Allergenic Foods and their Allergens: The Big 8

There’s been a rise in food allergies in recent decades. This is partly due to better diagnostic techniques and greater awareness. That’s not the whole story, however. It seems that more people nowadays are struggling with food allergies than ever before. Food allergy symptoms can range from mild, such as minor stomach upsets, to much more severe reactions that can result in anaphylactic shock. By being aware of allergenic foods and the substances in them that provoke these reactions, you can be better prepared to deal with food allergies in yourself or others.

The Big 8

Eight foods are particularly likely to cause food allergies. Over 90 percent of all diagnosed food allergies involve these foods. For this reason, they’ve been nicknamed ‘the Big 8.’ Allergies to these foods are so widespread that they must be declared on food labeling under the FALCPA (the United States’ food allergen labeling act). These foods are peanuts, tree nuts, eggs, milk, fish, crustacean shellfish, soybeans, and wheat.


The peanut (also known as the ground-nut) is a legume. It is very widely consumed throughout the world, serving as a staple crop in many regions. Peanuts are commonly found in Asian food. Although peanut allergies are rarer than allergies to, say, milk, they tend to be especially severe. Peanut reactions can cause swelling of the airways, anaphylaxis, and possibly vomiting. A peanut allergy can very easily prove fatal. For many sufferers, even the smallest trace of peanut can be enough to precipitate a dangerous allergic reaction. Even skin creams containing peanut-derived oils can trigger a reaction.

Tree nuts

Similarly to peanuts, tree nuts can cause swelling, vomiting, and anaphylaxis. Tree nuts include several popular nuts like hazelnuts, almonds, and walnuts—exposure by handling or even inhaling the fumes while cooking can cause a reaction.


Eggs can be difficult to avoid, as they are often used as a cooking ingredient and may be hidden in foods. Some sufferers are only allergic to the yolk (yellow part) or only to the glair (white part), while others are allergic to the whole egg. Swelling, anaphylaxis, and vomiting after eating eggs are signs of an egg allergy.


Milk allergies should not be confused with lactose intolerance. Lactose is a sugar that’s naturally present in milk. Not everyone can produce the enzyme that allows humans to digest this sugar, leading to lactose intolerance. While unpleasant and harmful to your health if not diagnosed and addressed, lactose intolerance isn’t as dangerous as an actual milk allergy.

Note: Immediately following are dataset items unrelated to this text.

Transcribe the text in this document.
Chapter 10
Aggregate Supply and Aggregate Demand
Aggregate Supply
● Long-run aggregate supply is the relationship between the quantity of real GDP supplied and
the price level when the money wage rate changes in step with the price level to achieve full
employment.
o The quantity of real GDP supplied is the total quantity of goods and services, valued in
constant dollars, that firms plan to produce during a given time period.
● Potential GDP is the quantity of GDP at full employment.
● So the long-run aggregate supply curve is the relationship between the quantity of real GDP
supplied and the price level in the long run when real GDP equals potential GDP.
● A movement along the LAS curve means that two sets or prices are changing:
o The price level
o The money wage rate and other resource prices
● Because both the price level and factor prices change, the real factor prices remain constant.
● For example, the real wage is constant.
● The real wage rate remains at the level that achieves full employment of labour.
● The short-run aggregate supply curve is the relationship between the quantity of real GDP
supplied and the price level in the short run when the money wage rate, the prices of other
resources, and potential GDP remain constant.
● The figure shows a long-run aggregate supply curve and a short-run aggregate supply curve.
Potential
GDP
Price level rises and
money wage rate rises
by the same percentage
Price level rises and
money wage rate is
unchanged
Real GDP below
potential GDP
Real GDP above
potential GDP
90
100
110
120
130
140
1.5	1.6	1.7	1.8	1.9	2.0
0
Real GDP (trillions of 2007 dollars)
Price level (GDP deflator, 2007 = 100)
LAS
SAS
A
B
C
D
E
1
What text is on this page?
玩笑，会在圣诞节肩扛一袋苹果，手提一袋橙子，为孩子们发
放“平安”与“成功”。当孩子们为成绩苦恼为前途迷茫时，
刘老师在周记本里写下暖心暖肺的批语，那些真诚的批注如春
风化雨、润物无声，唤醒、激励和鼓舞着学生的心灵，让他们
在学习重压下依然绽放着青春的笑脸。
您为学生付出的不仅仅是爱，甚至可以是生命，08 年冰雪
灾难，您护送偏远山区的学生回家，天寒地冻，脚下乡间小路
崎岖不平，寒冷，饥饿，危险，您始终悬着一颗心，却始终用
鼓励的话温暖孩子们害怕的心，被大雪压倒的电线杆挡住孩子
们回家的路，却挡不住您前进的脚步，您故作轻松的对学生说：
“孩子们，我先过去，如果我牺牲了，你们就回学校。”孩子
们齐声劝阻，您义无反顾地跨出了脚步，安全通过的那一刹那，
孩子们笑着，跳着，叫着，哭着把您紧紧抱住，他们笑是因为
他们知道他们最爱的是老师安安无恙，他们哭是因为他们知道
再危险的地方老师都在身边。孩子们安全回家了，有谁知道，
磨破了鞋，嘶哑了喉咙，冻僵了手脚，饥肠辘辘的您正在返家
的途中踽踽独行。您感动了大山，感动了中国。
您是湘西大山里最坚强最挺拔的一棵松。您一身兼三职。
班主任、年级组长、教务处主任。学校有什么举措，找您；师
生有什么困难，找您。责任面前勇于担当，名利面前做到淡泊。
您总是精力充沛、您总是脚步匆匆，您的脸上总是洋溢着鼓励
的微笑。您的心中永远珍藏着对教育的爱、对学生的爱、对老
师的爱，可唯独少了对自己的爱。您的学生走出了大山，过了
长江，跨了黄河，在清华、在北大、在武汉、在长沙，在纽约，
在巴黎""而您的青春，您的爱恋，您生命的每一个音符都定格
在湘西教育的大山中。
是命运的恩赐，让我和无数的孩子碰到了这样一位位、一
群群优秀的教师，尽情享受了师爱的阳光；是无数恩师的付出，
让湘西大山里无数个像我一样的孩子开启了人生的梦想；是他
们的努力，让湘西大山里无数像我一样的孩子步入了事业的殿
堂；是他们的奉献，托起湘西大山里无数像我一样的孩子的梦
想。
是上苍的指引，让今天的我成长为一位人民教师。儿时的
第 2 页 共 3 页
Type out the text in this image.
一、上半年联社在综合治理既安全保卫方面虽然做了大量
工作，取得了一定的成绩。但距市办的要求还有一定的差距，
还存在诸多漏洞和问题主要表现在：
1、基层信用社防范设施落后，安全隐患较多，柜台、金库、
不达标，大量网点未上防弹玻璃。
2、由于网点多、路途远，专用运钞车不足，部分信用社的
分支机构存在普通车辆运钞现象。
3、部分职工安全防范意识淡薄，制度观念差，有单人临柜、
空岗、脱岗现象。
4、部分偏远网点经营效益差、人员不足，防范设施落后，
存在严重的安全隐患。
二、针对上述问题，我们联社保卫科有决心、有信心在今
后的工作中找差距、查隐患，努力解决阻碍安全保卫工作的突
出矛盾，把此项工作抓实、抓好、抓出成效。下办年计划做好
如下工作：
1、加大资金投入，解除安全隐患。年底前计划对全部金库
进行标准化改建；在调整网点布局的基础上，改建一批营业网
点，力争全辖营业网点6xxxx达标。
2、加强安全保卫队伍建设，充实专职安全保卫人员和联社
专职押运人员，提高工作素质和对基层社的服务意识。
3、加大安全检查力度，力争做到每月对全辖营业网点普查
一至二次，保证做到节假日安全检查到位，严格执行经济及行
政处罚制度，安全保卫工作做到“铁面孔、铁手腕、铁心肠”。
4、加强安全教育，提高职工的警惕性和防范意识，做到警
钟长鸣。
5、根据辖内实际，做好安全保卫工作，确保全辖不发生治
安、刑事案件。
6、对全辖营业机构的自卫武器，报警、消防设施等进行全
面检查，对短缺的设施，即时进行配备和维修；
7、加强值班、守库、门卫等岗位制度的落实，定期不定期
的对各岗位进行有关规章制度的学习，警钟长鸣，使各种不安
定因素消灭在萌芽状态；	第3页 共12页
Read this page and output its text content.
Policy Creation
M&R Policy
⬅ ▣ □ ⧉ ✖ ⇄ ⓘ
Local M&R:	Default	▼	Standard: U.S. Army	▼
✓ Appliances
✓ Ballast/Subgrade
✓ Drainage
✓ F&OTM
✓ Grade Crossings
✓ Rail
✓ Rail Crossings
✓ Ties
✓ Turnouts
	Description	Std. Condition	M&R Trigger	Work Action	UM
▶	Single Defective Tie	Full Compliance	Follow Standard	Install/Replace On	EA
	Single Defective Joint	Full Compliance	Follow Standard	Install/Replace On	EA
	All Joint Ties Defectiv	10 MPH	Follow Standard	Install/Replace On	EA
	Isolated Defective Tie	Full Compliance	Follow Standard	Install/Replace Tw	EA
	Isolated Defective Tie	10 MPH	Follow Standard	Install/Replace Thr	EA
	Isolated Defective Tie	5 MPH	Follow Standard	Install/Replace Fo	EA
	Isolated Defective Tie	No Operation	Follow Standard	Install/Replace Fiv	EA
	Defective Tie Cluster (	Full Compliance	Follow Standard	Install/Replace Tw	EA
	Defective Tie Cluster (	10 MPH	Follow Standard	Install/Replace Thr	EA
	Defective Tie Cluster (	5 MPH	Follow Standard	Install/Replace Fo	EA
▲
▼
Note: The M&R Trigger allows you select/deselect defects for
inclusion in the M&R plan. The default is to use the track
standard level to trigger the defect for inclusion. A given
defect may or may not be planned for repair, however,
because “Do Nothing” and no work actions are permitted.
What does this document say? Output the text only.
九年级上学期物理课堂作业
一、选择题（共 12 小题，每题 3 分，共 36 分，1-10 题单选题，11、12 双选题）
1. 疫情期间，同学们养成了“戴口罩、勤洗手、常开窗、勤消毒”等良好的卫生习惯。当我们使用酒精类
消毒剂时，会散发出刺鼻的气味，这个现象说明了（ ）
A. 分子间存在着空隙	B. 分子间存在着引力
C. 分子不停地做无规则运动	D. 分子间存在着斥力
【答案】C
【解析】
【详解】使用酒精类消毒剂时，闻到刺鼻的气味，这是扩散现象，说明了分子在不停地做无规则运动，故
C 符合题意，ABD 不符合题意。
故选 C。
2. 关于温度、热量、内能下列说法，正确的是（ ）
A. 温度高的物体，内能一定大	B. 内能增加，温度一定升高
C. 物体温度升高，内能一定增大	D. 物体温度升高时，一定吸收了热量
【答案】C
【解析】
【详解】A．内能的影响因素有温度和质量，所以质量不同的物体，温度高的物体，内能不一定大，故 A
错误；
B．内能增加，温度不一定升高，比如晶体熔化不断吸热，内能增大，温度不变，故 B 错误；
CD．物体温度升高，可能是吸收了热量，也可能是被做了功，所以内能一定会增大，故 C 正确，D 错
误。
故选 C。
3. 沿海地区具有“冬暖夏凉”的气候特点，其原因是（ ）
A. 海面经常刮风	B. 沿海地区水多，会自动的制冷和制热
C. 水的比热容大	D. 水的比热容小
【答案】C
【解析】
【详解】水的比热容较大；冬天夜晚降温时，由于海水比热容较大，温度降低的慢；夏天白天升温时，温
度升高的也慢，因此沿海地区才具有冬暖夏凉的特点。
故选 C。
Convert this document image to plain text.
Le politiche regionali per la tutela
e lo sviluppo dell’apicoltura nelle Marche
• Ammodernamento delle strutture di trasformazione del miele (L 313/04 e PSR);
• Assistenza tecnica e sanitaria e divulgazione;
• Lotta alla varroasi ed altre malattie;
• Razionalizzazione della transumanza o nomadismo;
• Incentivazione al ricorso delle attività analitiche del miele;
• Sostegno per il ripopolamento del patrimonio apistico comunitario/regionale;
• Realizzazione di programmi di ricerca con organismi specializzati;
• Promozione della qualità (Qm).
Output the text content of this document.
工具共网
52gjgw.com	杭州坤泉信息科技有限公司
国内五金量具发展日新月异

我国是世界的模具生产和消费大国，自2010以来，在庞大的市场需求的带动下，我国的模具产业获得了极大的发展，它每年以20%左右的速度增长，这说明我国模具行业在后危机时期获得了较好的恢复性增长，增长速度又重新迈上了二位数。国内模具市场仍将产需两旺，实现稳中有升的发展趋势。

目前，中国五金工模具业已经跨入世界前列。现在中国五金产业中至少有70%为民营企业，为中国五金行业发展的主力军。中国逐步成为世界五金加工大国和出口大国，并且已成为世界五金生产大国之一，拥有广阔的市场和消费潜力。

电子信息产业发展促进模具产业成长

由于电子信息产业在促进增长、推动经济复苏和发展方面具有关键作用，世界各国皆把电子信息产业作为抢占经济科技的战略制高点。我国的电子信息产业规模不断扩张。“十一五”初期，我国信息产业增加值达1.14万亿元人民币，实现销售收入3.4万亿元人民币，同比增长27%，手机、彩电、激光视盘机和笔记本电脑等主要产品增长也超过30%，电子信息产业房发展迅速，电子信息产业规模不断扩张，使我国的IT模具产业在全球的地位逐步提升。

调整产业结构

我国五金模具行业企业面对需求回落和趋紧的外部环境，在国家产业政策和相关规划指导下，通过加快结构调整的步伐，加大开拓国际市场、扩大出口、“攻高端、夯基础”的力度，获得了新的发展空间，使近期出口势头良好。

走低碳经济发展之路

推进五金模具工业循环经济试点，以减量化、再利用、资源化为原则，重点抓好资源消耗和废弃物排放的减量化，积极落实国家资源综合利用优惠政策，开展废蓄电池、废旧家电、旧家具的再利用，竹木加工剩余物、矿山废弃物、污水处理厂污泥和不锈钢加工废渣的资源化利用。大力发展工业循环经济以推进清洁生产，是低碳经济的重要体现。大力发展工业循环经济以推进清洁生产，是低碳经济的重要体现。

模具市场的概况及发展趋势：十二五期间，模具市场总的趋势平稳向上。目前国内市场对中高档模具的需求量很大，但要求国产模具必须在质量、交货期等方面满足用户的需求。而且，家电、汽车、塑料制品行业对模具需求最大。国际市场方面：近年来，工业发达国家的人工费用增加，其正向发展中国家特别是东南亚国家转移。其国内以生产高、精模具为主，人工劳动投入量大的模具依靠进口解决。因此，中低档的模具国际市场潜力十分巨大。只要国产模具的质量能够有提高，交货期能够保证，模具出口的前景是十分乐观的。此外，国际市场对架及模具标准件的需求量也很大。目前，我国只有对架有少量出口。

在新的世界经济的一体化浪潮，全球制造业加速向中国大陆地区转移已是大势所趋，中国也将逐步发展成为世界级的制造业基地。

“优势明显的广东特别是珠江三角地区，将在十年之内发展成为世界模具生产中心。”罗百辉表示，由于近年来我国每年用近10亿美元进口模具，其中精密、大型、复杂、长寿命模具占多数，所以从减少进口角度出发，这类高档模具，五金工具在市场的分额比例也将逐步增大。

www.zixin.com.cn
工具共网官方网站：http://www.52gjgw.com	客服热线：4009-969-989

Milk can cause stomach upsets, vomiting, diarrhea, constipation, and nasal congestion. It can also cause skin eruptions such as hives, dermatitis, and blisters. In severe cases, milk can cause anaphylaxis.


An allergy to fish can sometimes cause vomiting and irritation of the mouth, as well as respiratory reactions and anaphylaxis. Some sufferers are only sensitive to particular species, while others are allergic to all fish.

Crustacean shellfish

Crustacean shellfish allergies are separate from other fish allergies. Sufferers may be allergic to specific species or all crustacean species. Symptoms are wide-ranging, including rhinitis, eye irritation, respiratory disorders, gastrointestinal disturbances, and anaphylaxis.


These legumes can cause vomiting and anaphylaxis.


Not to be confused with gluten intolerance, wheat allergies can cause every conceivable type of allergic symptom. The skin, respiratory system, GI tract, and even the brain can be affected. One of the best-known forms of wheat allergy is Celiac Disease, a severe disorder of the GI tract. Anaphylaxis is possible.

Allergies to these foods can be life-threatening. If you or someone in your household has a food allergy, you must keep appropriate medication on hand at all times. If you’re a person in a position of responsibility (such as a teacher, caregiver, or manager), you should be aware of any allergy sufferers in the group you oversee and know how to respond effectively. Allergic reactions can kill in a very short period, and a swift response can make the difference between life and death.